Risks of Not Teaming Up with a Mortgage Advisor
Doing your own research on the mortgage market is good. However, relying on this research alone when filing an official mortgage application isn’t. When you get professional mortgage advice, you learn about deals that are appropriate for your circumstances & needs.
If the mortgage recommended by your advisor is unsuitable for you, you’re still safe. Just file a complaint with the Financial Ombudsman Service regarding the “bad advice” you received. But, of course, you can only do that if you do your research.

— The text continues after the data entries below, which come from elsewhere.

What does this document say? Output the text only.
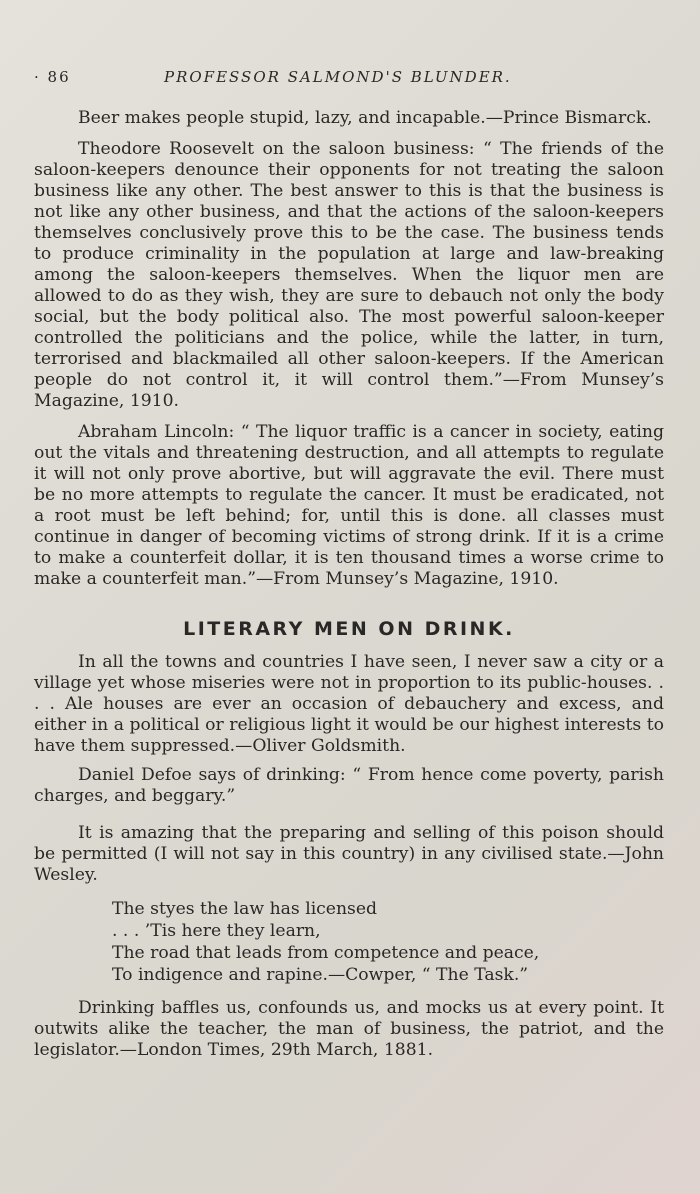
· 86	PROFESSOR SALMOND'S BLUNDER.

Beer makes people stupid, lazy, and incapable.—Prince Bismarck.

Theodore Roosevelt on the saloon business: “ The friends of the saloon-keepers denounce their opponents for not treating the saloon business like any other. The best answer to this is that the business is not like any other business, and that the actions of the saloon-keepers themselves conclusively prove this to be the case. The business tends to produce criminality in the population at large and law-breaking among the saloon-keepers themselves. When the liquor men are allowed to do as they wish, they are sure to debauch not only the body social, but the body political also. The most powerful saloon-keeper controlled the politicians and the police, while the latter, in turn, terrorised and blackmailed all other saloon-keepers. If the American people do not control it, it will control them.”—From Munsey’s Magazine, 1910.

Abraham Lincoln: “ The liquor traffic is a cancer in society, eating out the vitals and threatening destruction, and all attempts to regulate it will not only prove abortive, but will aggravate the evil. There must be no more attempts to regulate the cancer. It must be eradicated, not a root must be left behind; for, until this is done. all classes must continue in danger of becoming victims of strong drink. If it is a crime to make a counterfeit dollar, it is ten thousand times a worse crime to make a counterfeit man.”—From Munsey’s Magazine, 1910.

LITERARY MEN ON DRINK.

In all the towns and countries I have seen, I never saw a city or a village yet whose miseries were not in proportion to its public-houses. . . . Ale houses are ever an occasion of debauchery and excess, and either in a political or religious light it would be our highest interests to have them suppressed.—Oliver Goldsmith.

Daniel Defoe says of drinking: “ From hence come poverty, parish charges, and beggary.”

It is amazing that the preparing and selling of this poison should be permitted (I will not say in this country) in any civilised state.—John Wesley.

The styes the law has licensed
. . . ’Tis here they learn,
The road that leads from competence and peace,
To indigence and rapine.—Cowper, “ The Task.”

Drinking baffles us, confounds us, and mocks us at every point. It outwits alike the teacher, the man of business, the patriot, and the legislator.—London Times, 29th March, 1881.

Technically, you don’t just have more knowledge but also more rights when you team up with a professional mortgage advisor. So instead of selecting the wrong mortgage and taking a costly, long-term risk – partner with an advisor & eliminate all risks.
Conclusion
If you’re planning to get professional mortgage advice, do so at the start of your mortgage journey. An experienced mortgage advisor’s guidance will save you a lot of time, money, & effort – whether you’re re-mortgaging your house or it’s your first mortgage. Also, speak to multiple professionals, compare their fee structures, and see what they promise to offer before finalizing your decision.